Reply by GregT, Apr 22, 2015.

I am surprised to see a Champagne house on the list..

Well it's Veuve Clicquot.

The others are kind of interesting too. Jordan is actually a decent wine and I'm surprised it made the list. Chat St. Michelle is on there because they actually produce good stuff for really low prices. Caymus, Silver Oak, and Kistler are oak-bombs that people seem to like a lot. Cakebread always targeted the restaurant market and Duckhorn is one of those inexpensive wines that people like.

Stag's Leap makes a lot of wine that finds itself in supermarkets.

Sonoma Cutrer is a little more surprising. There's a lot of it and it's all over, but I'm surprised that it's so popular in restaurants. Has to be "family-style" chains.

Reply by JonDerry, Apr 22, 2015.

I took this as wineries that have their own restaurants.
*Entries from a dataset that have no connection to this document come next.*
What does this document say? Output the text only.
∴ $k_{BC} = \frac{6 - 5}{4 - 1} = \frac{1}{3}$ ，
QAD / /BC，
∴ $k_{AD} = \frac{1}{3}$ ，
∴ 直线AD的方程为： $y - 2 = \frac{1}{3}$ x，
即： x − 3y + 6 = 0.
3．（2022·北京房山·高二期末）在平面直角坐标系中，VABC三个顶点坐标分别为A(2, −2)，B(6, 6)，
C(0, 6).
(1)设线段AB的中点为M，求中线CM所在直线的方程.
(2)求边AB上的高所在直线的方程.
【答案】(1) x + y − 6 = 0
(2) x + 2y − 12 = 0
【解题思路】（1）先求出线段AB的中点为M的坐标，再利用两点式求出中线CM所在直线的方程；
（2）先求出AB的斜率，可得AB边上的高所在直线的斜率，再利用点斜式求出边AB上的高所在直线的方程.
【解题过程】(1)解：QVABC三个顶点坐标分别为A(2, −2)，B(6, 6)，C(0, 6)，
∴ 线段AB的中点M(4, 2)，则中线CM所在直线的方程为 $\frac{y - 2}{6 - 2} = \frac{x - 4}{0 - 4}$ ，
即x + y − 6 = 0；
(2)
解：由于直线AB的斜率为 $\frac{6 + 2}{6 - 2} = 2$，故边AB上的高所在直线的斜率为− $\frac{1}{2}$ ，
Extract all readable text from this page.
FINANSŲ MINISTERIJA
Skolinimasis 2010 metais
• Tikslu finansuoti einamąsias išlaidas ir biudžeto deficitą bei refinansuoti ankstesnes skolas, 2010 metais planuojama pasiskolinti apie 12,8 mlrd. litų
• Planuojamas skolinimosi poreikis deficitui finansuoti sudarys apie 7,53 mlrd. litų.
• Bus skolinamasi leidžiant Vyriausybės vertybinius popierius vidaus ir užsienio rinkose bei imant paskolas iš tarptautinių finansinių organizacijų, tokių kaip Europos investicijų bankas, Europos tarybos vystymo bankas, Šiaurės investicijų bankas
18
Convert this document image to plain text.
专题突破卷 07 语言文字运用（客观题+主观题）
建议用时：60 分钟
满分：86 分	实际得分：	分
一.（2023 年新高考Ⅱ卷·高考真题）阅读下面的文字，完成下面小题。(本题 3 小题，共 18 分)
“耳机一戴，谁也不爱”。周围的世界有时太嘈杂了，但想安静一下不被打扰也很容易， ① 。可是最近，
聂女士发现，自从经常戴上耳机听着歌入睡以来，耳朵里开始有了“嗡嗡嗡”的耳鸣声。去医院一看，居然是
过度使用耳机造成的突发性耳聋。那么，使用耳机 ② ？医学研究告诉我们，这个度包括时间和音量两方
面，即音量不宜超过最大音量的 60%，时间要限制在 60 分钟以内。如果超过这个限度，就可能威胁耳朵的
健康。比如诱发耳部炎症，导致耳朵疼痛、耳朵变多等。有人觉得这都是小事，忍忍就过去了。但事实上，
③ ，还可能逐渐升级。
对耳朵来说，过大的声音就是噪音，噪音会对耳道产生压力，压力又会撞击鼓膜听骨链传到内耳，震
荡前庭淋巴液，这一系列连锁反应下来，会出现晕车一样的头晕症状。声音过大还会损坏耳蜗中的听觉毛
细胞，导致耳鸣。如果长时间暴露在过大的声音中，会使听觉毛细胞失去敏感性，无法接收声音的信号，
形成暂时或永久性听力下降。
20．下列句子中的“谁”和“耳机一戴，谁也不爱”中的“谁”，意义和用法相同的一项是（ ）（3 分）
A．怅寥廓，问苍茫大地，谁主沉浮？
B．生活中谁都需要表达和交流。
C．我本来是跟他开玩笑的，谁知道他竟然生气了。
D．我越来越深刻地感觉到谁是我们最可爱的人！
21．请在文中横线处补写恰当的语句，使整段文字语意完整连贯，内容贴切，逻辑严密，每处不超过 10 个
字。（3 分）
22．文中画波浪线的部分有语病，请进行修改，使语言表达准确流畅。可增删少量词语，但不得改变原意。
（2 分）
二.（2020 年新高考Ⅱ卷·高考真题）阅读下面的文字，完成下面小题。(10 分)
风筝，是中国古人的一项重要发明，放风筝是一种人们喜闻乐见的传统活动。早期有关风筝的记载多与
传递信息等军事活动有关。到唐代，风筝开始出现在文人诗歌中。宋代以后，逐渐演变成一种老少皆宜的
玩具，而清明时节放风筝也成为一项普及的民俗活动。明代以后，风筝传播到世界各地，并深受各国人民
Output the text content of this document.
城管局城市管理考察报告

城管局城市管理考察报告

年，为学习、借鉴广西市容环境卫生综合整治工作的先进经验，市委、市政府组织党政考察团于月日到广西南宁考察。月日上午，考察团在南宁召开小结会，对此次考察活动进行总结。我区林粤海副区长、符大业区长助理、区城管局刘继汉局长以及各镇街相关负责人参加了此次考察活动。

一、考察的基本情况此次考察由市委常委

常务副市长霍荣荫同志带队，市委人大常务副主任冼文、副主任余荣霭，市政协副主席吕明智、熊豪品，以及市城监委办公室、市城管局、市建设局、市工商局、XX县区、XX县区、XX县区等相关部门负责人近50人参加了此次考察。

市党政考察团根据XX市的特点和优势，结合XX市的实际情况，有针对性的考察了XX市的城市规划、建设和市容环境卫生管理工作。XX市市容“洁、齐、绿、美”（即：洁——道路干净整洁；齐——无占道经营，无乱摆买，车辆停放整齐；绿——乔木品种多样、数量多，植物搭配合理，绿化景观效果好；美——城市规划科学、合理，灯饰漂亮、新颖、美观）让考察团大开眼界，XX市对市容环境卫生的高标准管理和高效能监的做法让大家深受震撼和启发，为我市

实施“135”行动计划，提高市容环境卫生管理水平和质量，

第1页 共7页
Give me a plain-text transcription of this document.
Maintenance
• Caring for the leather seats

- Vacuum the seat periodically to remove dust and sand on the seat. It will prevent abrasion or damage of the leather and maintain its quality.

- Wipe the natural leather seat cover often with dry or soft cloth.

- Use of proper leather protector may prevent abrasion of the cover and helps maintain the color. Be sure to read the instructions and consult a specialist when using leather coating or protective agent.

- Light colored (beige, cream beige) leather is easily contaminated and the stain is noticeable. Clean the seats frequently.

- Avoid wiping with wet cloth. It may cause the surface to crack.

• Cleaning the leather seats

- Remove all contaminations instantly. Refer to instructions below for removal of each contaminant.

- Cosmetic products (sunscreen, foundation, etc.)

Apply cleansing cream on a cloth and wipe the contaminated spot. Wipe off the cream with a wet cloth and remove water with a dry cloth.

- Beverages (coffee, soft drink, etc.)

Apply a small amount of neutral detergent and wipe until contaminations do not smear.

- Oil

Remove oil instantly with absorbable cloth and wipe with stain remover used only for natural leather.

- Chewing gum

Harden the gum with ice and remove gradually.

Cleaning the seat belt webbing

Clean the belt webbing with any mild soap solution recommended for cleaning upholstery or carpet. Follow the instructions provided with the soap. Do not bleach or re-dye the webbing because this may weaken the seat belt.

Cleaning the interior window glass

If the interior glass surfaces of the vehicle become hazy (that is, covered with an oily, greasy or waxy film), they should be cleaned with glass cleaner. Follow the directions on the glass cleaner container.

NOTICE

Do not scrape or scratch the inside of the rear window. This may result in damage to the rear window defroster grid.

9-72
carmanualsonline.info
Quite the spread at Jordan, though mediocre wine in my experience.

Reply by jtryka, Apr 23, 2015.

Interesting, I've been traveling a lot for work lately and seeing a variety of wine lists this list has a few surprises beyond the champagne.  First I was surprised by Jordan being first (assuming this is a ranked list), as I haven't seen them a lot, which is ok by me as I'm not a huge fan.  I'm not surprised by the big names that were on there, but more by those that didn't make it like Nickel & Nickel or Orin Swift.  Then again, I usually go off script at restaurants, I was recently at Barclay Prime in Philly and we ordered a very nice valpolicella ripasso that was a great wine for steak and it was half the price of most of the domestic cabs.

Reply by janeos, Apr 28, 2015.

Thank you for a list of restaurants)
I remember when we were in Prague - went there in a normal Italian pizzeria, wine and have been shocked - it was seems Chianti 2008! just gorgeous! here

Reply by duncan 906, May 4, 2015.

It would be interesting to repeat this exercise on this side of the pond as I and I  bet most other UK wine drinkers have never heard of half the wines on your list

Reply by EMark, May 4, 2015.

Yes, Duncan, I agree that from your perspective a survey of European, or, better, maybe, individual contries' restaurants would be much more interesting.  I am a little surpised that you haven't heard of, a least, a couple of the names on the list.They are all high-volume producers that are highly distributed--although, I guess what you are telling me is that they are only highly distributed in the United States.  All of them are, at least, respectable producers, and some of them have reached "very good-to-excellent" levels with some of their bottlings.